There is then normally no need whatsoever to further aerate the brew, since the yeast does not require further oxygen for it to function, in fact late on it could cause oxidation of the beer which is unwanted.
It is normal homebrewing practice to leave fermenting beer covered or sealed but with an escape route for CO2 produced in the fermentation process. Typically an air lock would be used. Howebrewers do not leave the fermenting beer uncovered, as in some traditional brewing processes.
 
Thanks for the great explanation guys! Most helpful.

Yes, last night I Googled a lot, and decided on leaving a little hole open to allow CO2 to vent.
It seemed to have paid off this morning, as, when I peered into the hole, there was already a thick layer of foam on top of the mix! It happened sooner than I expected. The yeast seems very happy in there. It smells like a Supermalt factory though.

Just one more question: I appear to have lost more liquid content to evaporation.
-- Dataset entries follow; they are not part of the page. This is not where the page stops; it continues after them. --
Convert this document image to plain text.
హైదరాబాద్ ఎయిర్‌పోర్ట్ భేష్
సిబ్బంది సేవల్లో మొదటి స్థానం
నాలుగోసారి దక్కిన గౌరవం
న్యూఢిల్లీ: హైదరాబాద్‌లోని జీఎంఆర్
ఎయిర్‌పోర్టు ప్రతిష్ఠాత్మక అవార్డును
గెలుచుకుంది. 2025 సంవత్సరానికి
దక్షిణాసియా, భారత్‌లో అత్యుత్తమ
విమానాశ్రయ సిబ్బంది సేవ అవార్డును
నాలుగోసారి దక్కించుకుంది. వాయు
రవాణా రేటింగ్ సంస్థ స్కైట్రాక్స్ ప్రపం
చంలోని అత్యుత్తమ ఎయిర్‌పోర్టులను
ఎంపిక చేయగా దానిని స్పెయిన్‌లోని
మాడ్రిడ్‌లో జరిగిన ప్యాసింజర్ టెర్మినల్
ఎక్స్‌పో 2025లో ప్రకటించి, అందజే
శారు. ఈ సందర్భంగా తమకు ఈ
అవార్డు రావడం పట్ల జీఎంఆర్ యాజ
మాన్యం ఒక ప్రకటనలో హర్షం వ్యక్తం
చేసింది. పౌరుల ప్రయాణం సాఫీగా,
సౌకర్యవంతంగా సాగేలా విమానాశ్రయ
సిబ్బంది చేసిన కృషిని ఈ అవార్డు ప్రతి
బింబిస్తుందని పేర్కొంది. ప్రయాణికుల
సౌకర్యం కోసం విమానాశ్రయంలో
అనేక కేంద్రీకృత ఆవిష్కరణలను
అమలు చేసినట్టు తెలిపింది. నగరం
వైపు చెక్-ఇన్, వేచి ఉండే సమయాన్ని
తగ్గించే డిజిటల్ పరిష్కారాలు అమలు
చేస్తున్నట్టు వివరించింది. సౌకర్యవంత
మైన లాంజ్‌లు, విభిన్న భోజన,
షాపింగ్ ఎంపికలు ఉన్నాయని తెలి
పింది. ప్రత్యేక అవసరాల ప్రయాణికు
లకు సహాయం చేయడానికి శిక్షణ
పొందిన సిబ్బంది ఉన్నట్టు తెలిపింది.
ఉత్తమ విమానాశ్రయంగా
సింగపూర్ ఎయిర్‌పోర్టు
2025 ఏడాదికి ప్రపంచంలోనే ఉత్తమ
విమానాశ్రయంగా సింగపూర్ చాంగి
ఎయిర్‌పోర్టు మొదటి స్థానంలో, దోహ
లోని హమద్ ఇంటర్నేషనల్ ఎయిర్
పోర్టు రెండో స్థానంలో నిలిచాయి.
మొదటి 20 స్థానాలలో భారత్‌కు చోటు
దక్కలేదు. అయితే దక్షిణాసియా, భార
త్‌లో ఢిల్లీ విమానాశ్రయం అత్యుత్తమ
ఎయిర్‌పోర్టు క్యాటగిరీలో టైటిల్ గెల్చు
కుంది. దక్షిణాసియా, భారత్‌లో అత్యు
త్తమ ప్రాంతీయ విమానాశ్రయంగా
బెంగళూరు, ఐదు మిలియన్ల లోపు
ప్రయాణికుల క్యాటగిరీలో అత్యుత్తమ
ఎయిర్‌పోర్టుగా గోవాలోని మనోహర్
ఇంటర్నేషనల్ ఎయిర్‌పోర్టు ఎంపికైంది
Would it be a silly idea to top it up with a bit of boiled water?
 
Just one more question: I appear to have lost more liquid content to evaporation. Would it be a silly idea to top it up with a bit of boiled water?

You can, but it will impact on your final beer. My knowledge on this is a little limited but I'd say you could add (sterile) water post-fermentation although it would lower your ABV and probably thin your beer in terms of taste and mouthfeel.

Personally I'd chalk it up to experience, work out how to adjust my next brewday and look into getting an airlock.